Cassini space probe poses no danger

October 01, 1997|By Stamatios M. Krimigis and Darrell F. Strobel

AS PHYSICISTS and science investigators on the Cassini Mission to Saturn, we are aware of all NASA and independent studies done on the safety issues related to the 72 pounds of non-weapons-grade plutonium 238 in the Radioisotope Thermoelectric Generator (RTG) batteries of the Cassini spacecraft.

It is our assessment that the Cassini mission does not pose any real threat to the well-being of any living organisms on the globe, let alone the human population.

But, given the amount of misinformation being circulated about RTGs, it is understandable that Mayor Kurt L. Schmoke and other protesters are concerned.

Although RTGs make use of radioactive plutonium, they are not nuclear reactors and thus pose no possible risk of nuclear explosion.

A detailed analysis of the data applicable to the probability of a Cassini accident and the subsequent potential hazard of plutonium exposure of humans reveals the following:

Any potential hazard arises from the inhalation of very tiny particles of plutonium, but the plutonium in the Cassini RTGs is in ceramic form similar to dinnerware, which minimizes the potential of vaporization and widespread distribution of fine particles, either in a local accident or globally from burn-up due to accidental re-entry.

This is similar to the fact that, for example, there are enough germs in a single sneeze to give a billion people a cold, but the distribution of the germs prevents this from happening.

Concern has been voiced of an accident during re-entry of the Cassini spacecraft.
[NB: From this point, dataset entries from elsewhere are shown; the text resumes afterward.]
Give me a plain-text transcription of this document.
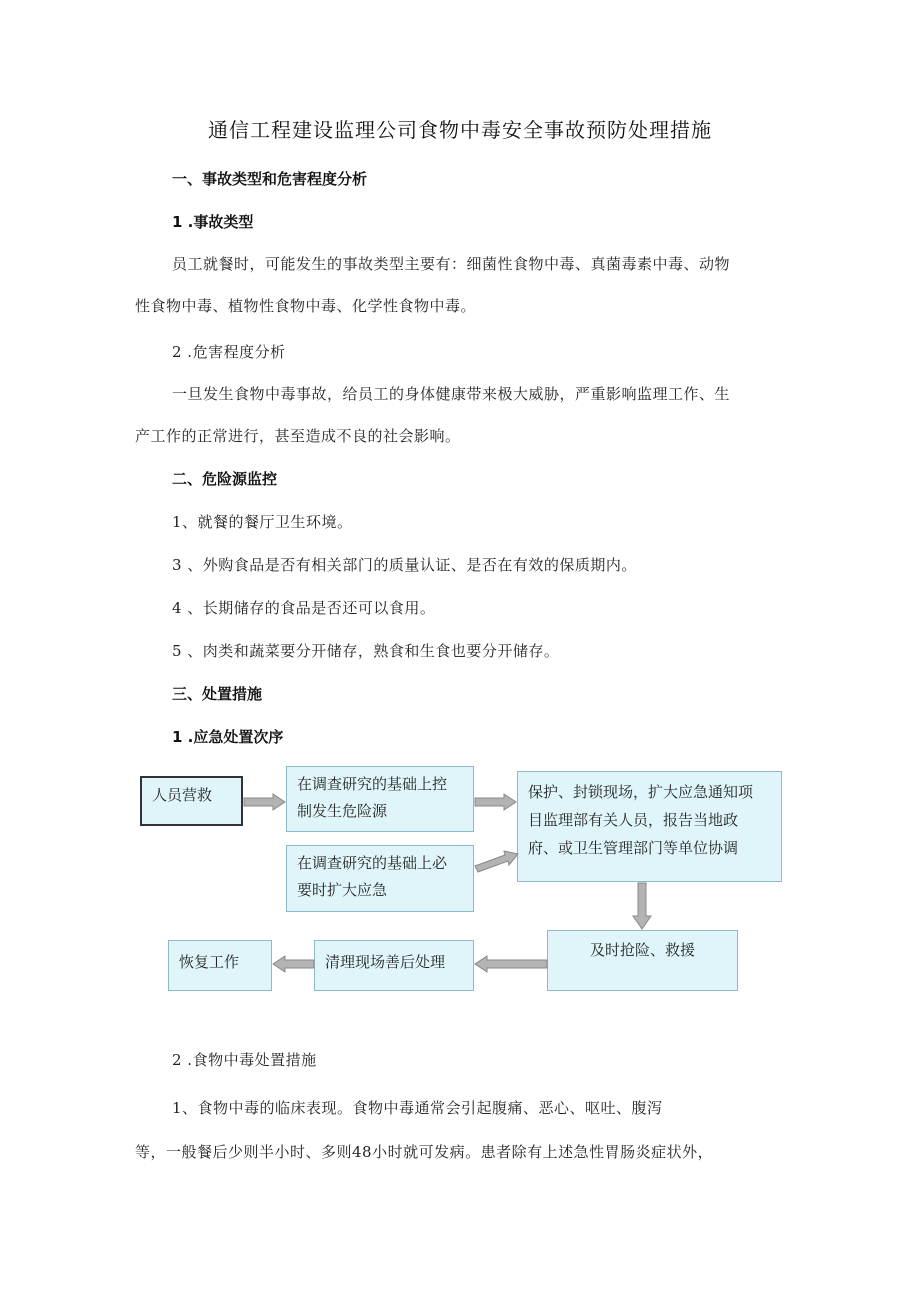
通信工程建设监理公司食物中毒安全事故预防处理措施
一、事故类型和危害程度分析
1 .事故类型
员工就餐时，可能发生的事故类型主要有：细菌性食物中毒、真菌毒素中毒、动物
性食物中毒、植物性食物中毒、化学性食物中毒。
2 .危害程度分析
一旦发生食物中毒事故，给员工的身体健康带来极大威胁，严重影响监理工作、生
产工作的正常进行，甚至造成不良的社会影响。
二、危险源监控
1、就餐的餐厅卫生环境。
3 、外购食品是否有相关部门的质量认证、是否在有效的保质期内。
4 、长期储存的食品是否还可以食用。
5 、肉类和蔬菜要分开储存，熟食和生食也要分开储存。
三、处置措施
1 .应急处置次序
人员营救
在调查研究的基础上控
制发生危险源
在调查研究的基础上必
要时扩大应急
保护、封锁现场，扩大应急通知项
目监理部有关人员，报告当地政
府、或卫生管理部门等单位协调
及时抢险、救援
清理现场善后处理
恢复工作
2 .食物中毒处置措施
1、食物中毒的临床表现。食物中毒通常会引起腹痛、恶心、呕吐、腹泻
等，一般餐后少则半小时、多则48小时就可发病。患者除有上述急性胃肠炎症状外，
The chance of this happening is about one in million.

In the worst-case scenario of total release of the plutonium by vaporization into fine particles, the annual dose of plutonium for a person on earth's surface would be about one millirem per year (a measure of potential tissue damage), while each of us accumulates an unavoidable exposure of about 360 millirems per year from cosmic rays, radon gas, medical x-rays.

By way of comparison, a typical mammogram delivers a comparable dose to the usual annual exposure amount.
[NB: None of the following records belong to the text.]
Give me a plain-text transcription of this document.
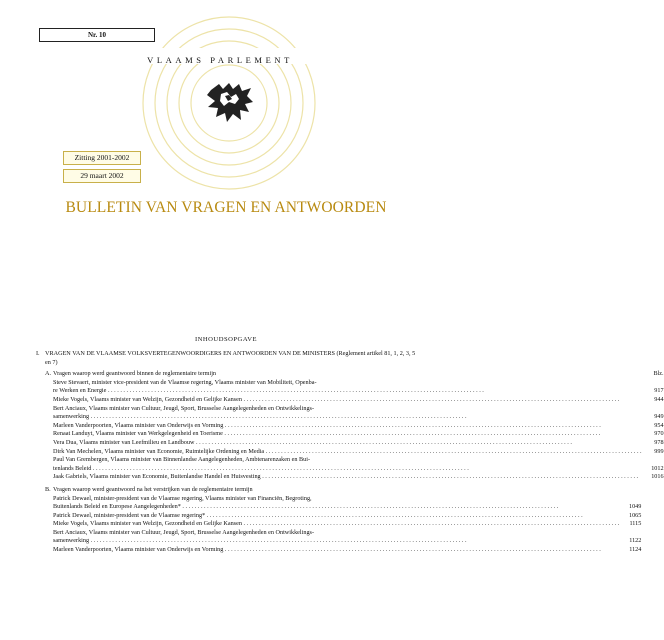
Nr. 10
VLAAMS PARLEMENT
Zitting 2001-2002
29 maart 2002
BULLETIN VAN VRAGEN EN ANTWOORDEN
INHOUDSOPGAVE
I. VRAGEN VAN DE VLAAMSE VOLKSVERTEGENWOORDIGERS EN ANTWOORDEN VAN DE MINISTERS (Reglement artikel 81, 1, 2, 3, 5 en 7)
A. Vragen waarop werd geantwoord binnen de reglementaire termijn	Blz.
Steve Stevaert, minister vice-president van de Vlaamse regering, Vlaams minister van Mobiliteit, Openba-
re Werken en Energie . . .	917
Mieke Vogels, Vlaams minister van Welzijn, Gezondheid en Gelijke Kansen . . .	944
Bert Anciaux, Vlaams minister van Cultuur, Jeugd, Sport, Brusselse Aangelegenheden en Ontwikkelings-
samenwerking . . .	949
Marleen Vanderpoorten, Vlaams minister van Onderwijs en Vorming . . .	954
Renaat Landuyt, Vlaams minister van Werkgelegenheid en Toerisme . . .	970
Vera Dua, Vlaams minister van Leefmilieu en Landbouw . . .	978
Dirk Van Mechelen, Vlaams minister van Economie, Ruimtelijke Ordening en Media . . .	999
Paul Van Grembergen, Vlaams minister van Binnenlandse Aangelegenheden, Ambtenarenzaken en Bui-
tenlands Beleid . . .	1012
Jaak Gabriels, Vlaams minister van Economie, Buitenlandse Handel en Huisvesting . . .	1016
B. Vragen waarop werd geantwoord na het verstrijken van de reglementaire termijn
Patrick Dewael, minister-president van de Vlaamse regering, Vlaams minister van Financiën, Begroting,
Buitenlands Beleid en Europese Aangelegenheden* . . .	1049
Patrick Dewael, minister-president van de Vlaamse regering* . . .	1065
Mieke Vogels, Vlaams minister van Welzijn, Gezondheid en Gelijke Kansen . . .	1115
Bert Anciaux, Vlaams minister van Cultuur, Jeugd, Sport, Brusselse Aangelegenheden en Ontwikkelings-
samenwerking . . .	1122
Marleen Vanderpoorten, Vlaams minister van Onderwijs en Vorming . . .	1124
The health hazard is even smaller for a launch-pad accident, even though the probability of this happening is 1,000 times greater, because a far smaller amount of plutonium can be vaporized and exposure is limited to fewer people. The RTGs have been exhaustively tested under such explosive conditions and the carbon-iridium container of the plutonium remained intact.

Previous use

Spacecraft use of RTGs is not new. The Voyager, Galileo, and the Ulysses spacecraft are all powered by RTGs.

The Galileo spacecraft passed by the earth twice (in 1990 and 1992) for gravity assists on its way to Jupiter, performing precisely the same maneuver at much lower altitude than Cassini is scheduled to do in 1999. Detractors of Galileo raised similar highly improbable doomsday scenarios based on unsupported, unscientific assertions that never materialized.

The late Carl Sagan was an active opponent of nuclear solutions to technical problems, yet he strongly supported the launch of Galileo with its RTGs and never expressed any doubts about the safety of U.S. RTGs. Dr. Sagan was a member of science teams for the Voyager and Galileo missions and a strong supporter of Cassini.

Not a single scientist from the many countries participating in the Cassini mission would accept the risk of endangering any of our fellow human beings if he believed even for a moment that there was a realistic chance of the catastrophe feared by Cassini opponents.

We, together with members of our families and the many hundreds of Cassini scientists and engineers, will be standing only a few miles from the launch pad Oct. 13 to watch the spacecraft begin its epic journey to the ringed planet.

We believe that the overwhelming majority of Americans will eventually be as proud of the accomplishments of Cassini as they were of those of the Voyager missions, launched 20 years ago this month, that revolutionized our knowledge of the outer planets and motivated many of our young people to pursue careers in science and engineering.

Objectors to the Cassini project have yet to document their concerns by publishing the technical details underlying their claims. We hope that they will consider the scientific evidence and realize how small a possible hazard the mission poses to humans.

The authors work at the Applied Physics Laboratory of the Johns Hopkins University.